Hi Steve
I think you cut right to the heart of the “problem” posed by the so-called genocide texts. I’m no Bible scholar - I have gaps in my Bible reading and knowledge big enough to drive a convoy of trucks through - but I certainly do not know of any direct, cast iron scriptural evidence for actual genocide, carried out as the will of God. (Although one might argue that final clause is redundant, under the circumstances.)
Neither do I have the knowledge or the scholarship to give an opinion on whether archaeological or extra-Biblical evidence indicates this to be the case or not. (Although Dick, for example, who has read widely on these subjects, has argued that it does not.)

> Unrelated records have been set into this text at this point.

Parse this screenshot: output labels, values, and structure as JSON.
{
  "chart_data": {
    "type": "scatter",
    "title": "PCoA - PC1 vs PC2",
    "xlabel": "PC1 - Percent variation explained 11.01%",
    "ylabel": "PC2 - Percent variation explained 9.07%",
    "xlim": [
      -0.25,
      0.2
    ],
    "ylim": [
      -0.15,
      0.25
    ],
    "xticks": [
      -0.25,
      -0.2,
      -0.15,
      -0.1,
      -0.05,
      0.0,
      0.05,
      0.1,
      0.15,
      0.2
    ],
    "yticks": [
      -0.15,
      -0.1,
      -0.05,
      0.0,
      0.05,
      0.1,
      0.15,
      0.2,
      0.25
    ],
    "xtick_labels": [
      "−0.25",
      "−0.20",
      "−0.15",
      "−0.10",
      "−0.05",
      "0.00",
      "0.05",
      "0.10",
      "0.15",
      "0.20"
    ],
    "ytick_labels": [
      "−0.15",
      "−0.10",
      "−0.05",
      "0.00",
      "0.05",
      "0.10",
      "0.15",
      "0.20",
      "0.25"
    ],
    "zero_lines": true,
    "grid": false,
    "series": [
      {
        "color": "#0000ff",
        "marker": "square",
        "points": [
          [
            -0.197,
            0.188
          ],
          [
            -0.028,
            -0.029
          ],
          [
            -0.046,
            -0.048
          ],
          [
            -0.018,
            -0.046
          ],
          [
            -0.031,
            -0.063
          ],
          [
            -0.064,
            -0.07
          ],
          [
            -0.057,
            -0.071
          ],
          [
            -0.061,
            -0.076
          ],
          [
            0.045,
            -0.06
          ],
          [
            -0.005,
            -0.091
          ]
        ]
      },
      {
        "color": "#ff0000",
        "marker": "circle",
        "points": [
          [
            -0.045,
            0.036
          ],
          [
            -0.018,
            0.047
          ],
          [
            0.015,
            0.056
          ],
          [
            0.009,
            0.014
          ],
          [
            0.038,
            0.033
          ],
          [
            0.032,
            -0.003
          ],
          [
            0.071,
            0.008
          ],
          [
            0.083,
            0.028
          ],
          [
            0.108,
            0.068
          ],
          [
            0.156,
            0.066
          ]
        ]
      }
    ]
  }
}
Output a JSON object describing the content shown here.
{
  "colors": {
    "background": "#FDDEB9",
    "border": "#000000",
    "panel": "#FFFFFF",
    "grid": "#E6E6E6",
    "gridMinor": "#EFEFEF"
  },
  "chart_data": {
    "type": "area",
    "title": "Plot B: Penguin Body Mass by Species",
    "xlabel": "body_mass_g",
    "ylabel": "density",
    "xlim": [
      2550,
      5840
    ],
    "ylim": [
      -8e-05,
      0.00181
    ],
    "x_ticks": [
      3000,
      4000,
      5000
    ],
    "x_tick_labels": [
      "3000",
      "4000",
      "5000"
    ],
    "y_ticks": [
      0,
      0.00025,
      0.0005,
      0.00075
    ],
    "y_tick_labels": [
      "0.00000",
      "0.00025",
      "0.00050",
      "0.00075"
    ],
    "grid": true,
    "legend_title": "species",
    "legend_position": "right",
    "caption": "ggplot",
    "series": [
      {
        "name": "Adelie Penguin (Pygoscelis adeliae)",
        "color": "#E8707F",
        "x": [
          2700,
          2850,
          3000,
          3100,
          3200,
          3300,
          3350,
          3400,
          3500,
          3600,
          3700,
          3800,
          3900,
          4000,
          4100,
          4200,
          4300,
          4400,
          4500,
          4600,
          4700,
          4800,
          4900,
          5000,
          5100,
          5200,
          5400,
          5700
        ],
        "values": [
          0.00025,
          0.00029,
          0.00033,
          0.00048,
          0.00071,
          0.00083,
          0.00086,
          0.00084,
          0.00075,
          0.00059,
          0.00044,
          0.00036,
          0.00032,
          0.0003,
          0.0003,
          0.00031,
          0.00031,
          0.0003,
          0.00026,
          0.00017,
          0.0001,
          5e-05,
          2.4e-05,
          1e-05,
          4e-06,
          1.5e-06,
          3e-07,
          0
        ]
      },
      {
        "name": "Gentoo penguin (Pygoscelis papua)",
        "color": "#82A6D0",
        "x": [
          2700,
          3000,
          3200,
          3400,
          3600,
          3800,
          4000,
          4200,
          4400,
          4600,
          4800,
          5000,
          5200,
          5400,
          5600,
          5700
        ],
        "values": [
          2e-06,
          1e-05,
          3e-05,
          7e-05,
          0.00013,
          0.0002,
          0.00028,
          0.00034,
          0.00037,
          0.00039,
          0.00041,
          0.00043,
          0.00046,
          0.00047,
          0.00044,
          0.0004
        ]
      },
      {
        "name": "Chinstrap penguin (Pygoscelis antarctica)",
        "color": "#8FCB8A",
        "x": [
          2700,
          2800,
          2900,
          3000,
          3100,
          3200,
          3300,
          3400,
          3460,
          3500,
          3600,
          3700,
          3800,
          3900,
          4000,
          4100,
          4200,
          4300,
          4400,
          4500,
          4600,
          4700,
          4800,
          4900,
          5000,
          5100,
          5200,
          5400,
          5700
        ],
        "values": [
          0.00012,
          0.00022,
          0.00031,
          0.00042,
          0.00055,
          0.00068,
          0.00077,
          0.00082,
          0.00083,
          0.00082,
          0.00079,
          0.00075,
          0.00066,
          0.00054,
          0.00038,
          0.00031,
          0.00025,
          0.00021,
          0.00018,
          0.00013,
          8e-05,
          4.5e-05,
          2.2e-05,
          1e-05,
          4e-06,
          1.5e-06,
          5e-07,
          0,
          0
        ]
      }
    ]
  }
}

I agree that reading the genocide texts as hyperbole of the “I’ll kill you for that!” variety is legitimate. I also agree that, as you say, “Many of the poems in the Psalms are lost to us (I think) because we just don’t speak that way today.”
As you know, I have a strong commitment to the - for me - defining concept that God never commands genocide, and indeed is incapable of doing so, because it would be a contradiction of his essence as love. I would just add the thought that, for me, this is not us ‘judging God’; rather it is us using the moral sense he has instilled in us, to ‘judge’ certain things in the Bible.
I know my beliefs might be seen as either naive or arrogant (among other things ). But this is something I ‘feel’ in my heart as fiercely as I ‘feel’ that Universalism is true.